震えも消えて、抜けていた力が戻ってくる衝動を覚える。

すっくと怒りのままに立ち上がり、天道をきっと睨む。


「助けたからって好き勝手言ってくれるじゃないか!」

「莫迦言うな、俺は吉備津山このザコに用があるだけだ。退治しなきゃならねえもんでね。

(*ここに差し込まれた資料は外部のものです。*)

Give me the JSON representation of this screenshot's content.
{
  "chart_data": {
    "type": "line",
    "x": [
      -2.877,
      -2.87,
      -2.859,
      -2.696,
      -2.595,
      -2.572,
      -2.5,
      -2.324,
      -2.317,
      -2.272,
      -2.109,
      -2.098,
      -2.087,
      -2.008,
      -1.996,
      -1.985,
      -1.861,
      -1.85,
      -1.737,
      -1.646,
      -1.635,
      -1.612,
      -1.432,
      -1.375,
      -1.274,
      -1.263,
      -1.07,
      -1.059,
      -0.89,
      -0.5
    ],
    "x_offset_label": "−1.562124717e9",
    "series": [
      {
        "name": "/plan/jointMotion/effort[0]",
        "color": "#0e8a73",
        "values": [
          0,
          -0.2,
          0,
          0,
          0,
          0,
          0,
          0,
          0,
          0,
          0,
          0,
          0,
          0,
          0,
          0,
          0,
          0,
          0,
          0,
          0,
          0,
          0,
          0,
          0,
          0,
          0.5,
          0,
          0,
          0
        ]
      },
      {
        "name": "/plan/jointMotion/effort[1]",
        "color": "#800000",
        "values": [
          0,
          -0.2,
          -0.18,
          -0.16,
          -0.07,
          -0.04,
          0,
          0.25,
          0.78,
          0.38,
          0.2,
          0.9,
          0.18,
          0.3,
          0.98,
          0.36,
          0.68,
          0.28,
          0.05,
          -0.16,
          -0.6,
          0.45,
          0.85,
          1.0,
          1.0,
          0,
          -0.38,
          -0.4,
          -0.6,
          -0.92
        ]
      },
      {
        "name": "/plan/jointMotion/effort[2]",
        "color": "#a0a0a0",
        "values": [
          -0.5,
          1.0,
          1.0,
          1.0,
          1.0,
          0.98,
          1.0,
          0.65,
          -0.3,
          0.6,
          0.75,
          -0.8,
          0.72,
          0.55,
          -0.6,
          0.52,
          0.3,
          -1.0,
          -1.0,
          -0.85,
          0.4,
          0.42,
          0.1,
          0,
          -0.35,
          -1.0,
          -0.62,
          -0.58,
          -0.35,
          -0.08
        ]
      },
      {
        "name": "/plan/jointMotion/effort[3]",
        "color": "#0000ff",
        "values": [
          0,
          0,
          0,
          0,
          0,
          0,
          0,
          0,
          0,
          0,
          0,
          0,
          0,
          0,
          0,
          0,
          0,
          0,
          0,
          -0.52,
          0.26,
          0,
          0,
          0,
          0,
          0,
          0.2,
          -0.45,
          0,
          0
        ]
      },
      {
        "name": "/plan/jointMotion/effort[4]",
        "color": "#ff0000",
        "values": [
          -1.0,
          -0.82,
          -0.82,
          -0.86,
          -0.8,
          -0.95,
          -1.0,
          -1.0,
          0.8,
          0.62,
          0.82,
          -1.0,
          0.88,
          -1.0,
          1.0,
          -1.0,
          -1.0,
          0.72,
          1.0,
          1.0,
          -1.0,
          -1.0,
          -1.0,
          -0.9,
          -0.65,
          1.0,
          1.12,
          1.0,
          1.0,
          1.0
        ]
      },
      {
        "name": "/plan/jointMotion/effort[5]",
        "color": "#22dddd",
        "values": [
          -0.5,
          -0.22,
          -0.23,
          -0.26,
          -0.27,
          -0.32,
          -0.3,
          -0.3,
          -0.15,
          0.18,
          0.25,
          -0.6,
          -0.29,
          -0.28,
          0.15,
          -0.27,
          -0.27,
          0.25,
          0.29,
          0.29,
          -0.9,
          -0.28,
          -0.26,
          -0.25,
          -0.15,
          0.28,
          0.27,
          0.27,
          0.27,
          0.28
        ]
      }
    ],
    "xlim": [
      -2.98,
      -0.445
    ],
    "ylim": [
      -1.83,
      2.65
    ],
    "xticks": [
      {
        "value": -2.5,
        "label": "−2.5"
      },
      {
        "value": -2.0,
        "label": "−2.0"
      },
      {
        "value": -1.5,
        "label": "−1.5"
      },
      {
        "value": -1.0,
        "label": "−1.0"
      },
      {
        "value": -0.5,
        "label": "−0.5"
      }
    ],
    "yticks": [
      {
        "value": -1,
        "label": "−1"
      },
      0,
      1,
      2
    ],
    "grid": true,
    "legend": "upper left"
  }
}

 お前みたいなチンクシャの貧弱腰抜けチビ、助ける義理もねえ」

「は、はあ?こ、コイツッ……!」


一々神経を逆撫でする物言いだ。

なぜ初対面の男に、ここまで怒りを煽られなくてはならない?

憤怒で顔を赤くする正太郎を前にして、天道はハッ、と小馬鹿にした嘲笑を浮かべた。

その表情ひとつで、正太郎の逆鱗に触れるには十分すぎた。


「あっ……たま来た!第一、上から眺めてたんならとっとと退治しなよ!」

「敵を識るは戦闘の常識だろうが、たわけがよォ。とっとと得物構えろよ愚図、俺様に協力してアイツの首を獲るぞ」

「なんで命令されなきゃなんないわけ!」

「俺様に従えよ、年下だろ」

「関係ないねッ!」

「手前らァーッ!俺を無視してんじゃねえ!!」


目の前で下らない喧嘩を繰り広げる二人に、ムツは痺れを切らし斬りかかった。

腕を二本千切られようとも、ムツには人間の腕と四本の鉤爪がまだ残っている。

間髪入れない六連撃が天道を襲う。


「――黙ってろよ、虫風情が」


数瞬の瞬きの間、白い閃光が天道とムツの間に奔る。

腐臭漂う赤黒い体液が、ムツの腕の悉くから迸った。

ぼとりぼとりと、切り落とされた腕が血の海に落ちていく。

天道が手にした槍を振るうと、へばりついた血がビッと鋭く地面に振りぬかれた。


「なあ、あああああ────ッ!?俺ちゃんの腕ぇ────ッ!?」

「……!(一瞬で六本全部、斬り落とした!?)」

「三下風情がよぉ、日輪に歯向かおうなんざ大それたもんだな。

 御前様だぞ――這いつくばって砂を舐め、平伏しろ。次はその舌を穿つぜ」


蹲る津山に対し、槍先を向け、冷えきった金の双眸が見下ろした。

その強さは、彼自身の傲慢に比例するかのように、圧倒の一言しかない。

再び、今度は別の意味で、誰もが言葉を失った。


誰も、この男に勝てない。

そう思わせるだけの実力を持つ怪異狩りなる者。

――それが、天道という、十四歳の若き戦士であった。